[SciPy-User] Sotring data for fast access

Rob Clewley rob.clewley at gmail.com
Sun Aug 28 14:40:52 EDT 2011


Hi Ali,

On Sat, Aug 27, 2011 at 11:21 PM, ali franco <ali.franco95 at gmail.com> wrote:
> There are two parts to my question.

I'm not sure I understand enough about the first q to answer it with
authority, but my gut instinct, FWIW, is that using a table of
pre-computed values on some mesh of (x,y) means you'll have to accept
interpolated values for the Bessel function when it's needed at new
(x,y) values. I mean, if you already know all the (x,y) values you'll
need, I don't see the benefit in any precomputation. Maybe the best
splines to use in this and your ODE problem are ones where you impose
the knots from the sampled values and their first derivatives there,
since you can explicitly compute the derivatives for Bessel functions
and for ODE right-hand sides. That guarantees pretty good accuracy of
the fit, and you'll be using quadratics between every pair of knots.
If you don't specify the derivatives and use cubics, you'll run the
risk of nasty behavior such as Runge's phenomenon.

> Second question: I have numerically integrated a differential equation and I
> use the splined solution to solve other differential equations. However the
> splined solution is slow. Is there a way to make this faster?
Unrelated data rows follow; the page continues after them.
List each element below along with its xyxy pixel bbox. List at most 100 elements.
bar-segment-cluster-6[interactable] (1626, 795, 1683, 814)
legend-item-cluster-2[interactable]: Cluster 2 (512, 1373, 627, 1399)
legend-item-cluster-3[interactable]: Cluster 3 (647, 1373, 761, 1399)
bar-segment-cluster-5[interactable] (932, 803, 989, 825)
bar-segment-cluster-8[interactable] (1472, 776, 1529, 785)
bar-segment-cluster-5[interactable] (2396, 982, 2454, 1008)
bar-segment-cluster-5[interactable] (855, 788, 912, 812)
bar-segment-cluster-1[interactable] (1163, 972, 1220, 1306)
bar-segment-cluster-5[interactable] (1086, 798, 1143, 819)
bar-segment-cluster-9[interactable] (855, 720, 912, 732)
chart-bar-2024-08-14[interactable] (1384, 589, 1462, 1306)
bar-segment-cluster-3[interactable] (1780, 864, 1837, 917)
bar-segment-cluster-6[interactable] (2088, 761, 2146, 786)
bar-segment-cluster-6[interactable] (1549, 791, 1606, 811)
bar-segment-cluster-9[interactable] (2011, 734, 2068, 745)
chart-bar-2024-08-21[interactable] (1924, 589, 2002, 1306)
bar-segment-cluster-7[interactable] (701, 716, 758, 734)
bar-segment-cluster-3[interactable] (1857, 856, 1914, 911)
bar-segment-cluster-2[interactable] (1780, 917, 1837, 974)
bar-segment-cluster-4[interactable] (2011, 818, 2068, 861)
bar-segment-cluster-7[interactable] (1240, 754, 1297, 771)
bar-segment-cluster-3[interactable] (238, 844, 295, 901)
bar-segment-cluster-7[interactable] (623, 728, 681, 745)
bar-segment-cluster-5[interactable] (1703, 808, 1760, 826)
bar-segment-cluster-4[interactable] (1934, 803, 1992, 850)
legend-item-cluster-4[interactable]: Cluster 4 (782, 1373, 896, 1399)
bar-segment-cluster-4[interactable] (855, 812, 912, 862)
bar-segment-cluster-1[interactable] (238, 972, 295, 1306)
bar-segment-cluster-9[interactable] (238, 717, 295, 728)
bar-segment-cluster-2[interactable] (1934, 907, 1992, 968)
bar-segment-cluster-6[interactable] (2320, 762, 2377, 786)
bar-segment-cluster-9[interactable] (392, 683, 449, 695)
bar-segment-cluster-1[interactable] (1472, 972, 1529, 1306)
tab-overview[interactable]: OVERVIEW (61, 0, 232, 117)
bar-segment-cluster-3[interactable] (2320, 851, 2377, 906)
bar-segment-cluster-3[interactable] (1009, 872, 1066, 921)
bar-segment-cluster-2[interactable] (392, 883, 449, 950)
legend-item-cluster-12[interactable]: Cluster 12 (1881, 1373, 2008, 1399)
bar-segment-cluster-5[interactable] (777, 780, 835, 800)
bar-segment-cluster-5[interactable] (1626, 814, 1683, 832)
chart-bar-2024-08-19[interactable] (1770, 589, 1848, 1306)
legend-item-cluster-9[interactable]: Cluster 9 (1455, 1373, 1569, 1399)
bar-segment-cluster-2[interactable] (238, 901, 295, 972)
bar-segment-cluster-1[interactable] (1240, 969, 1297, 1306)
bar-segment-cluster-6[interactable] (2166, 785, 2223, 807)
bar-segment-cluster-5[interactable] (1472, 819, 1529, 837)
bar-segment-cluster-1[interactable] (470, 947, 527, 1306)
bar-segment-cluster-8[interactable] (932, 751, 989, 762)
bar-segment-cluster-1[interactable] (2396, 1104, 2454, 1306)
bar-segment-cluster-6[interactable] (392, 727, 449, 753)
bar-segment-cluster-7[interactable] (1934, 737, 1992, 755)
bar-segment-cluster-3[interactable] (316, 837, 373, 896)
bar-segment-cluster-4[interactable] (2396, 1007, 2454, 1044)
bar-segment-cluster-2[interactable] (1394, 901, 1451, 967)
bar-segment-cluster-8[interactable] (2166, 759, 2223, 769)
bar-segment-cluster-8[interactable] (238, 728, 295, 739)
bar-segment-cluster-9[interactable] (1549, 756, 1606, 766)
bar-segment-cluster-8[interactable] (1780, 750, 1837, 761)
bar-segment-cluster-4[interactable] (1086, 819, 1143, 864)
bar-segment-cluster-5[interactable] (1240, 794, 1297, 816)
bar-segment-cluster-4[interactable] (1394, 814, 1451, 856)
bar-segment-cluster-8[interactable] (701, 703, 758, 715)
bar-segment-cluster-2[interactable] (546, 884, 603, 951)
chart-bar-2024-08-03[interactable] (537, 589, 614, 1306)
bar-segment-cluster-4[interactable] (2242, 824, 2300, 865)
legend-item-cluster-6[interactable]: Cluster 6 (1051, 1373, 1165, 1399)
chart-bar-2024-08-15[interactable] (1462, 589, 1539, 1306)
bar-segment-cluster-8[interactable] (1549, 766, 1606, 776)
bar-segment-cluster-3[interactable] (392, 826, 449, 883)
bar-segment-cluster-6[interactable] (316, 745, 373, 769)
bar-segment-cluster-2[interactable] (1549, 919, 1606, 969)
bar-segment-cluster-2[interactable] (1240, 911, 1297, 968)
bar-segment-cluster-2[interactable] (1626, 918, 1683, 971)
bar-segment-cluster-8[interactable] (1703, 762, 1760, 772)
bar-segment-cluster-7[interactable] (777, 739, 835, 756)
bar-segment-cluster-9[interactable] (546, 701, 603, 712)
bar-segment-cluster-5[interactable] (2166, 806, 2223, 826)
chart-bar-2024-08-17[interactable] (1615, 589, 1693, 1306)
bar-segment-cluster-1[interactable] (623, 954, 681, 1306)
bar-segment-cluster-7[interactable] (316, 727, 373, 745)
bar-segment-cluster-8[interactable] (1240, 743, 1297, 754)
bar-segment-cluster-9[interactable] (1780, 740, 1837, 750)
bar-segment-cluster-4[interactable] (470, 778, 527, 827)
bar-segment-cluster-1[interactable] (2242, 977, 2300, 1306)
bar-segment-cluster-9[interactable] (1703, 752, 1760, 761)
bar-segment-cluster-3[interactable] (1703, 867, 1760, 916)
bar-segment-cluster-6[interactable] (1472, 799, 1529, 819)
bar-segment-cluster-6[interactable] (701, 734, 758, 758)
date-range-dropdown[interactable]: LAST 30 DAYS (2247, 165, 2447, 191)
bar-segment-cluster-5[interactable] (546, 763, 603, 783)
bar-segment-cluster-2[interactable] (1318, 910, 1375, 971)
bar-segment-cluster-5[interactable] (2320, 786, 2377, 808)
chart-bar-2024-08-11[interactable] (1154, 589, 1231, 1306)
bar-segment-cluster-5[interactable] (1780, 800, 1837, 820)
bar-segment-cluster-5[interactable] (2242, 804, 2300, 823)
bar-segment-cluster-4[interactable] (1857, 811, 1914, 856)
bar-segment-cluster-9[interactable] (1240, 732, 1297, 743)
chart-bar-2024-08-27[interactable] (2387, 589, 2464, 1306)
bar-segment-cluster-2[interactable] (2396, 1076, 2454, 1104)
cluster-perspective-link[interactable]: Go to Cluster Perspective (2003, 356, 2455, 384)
What exactly do you mean by using the solution to solve other DEs? It
would help for you to provide concrete examples when posting on
forums. If you mean that you are using a spline-interpolated curve as
a time-dependent term in another DE's right-hand side, then yes,
that's going to be slower in pure python. But if speed is such an
issue, you shouldn't be using odeint. PyDSTool supports external input
signals of a similar kind running C-based integrators very quickly
compared to odeint, but currently only supports piecewise-linear
interpolation of those signals. This can be accurate enough if you
have a very high sampling rate for that signal relative to your new
DE's time steps, particularly because the integrator is guaranteed to
step to the knot points. Higher order splines in C are on my to do
list, though. PyDSTool's interface to scipy's vode wrapper does
support higher order splines but it's done in python, so probably
won't be faster than what you're already doing.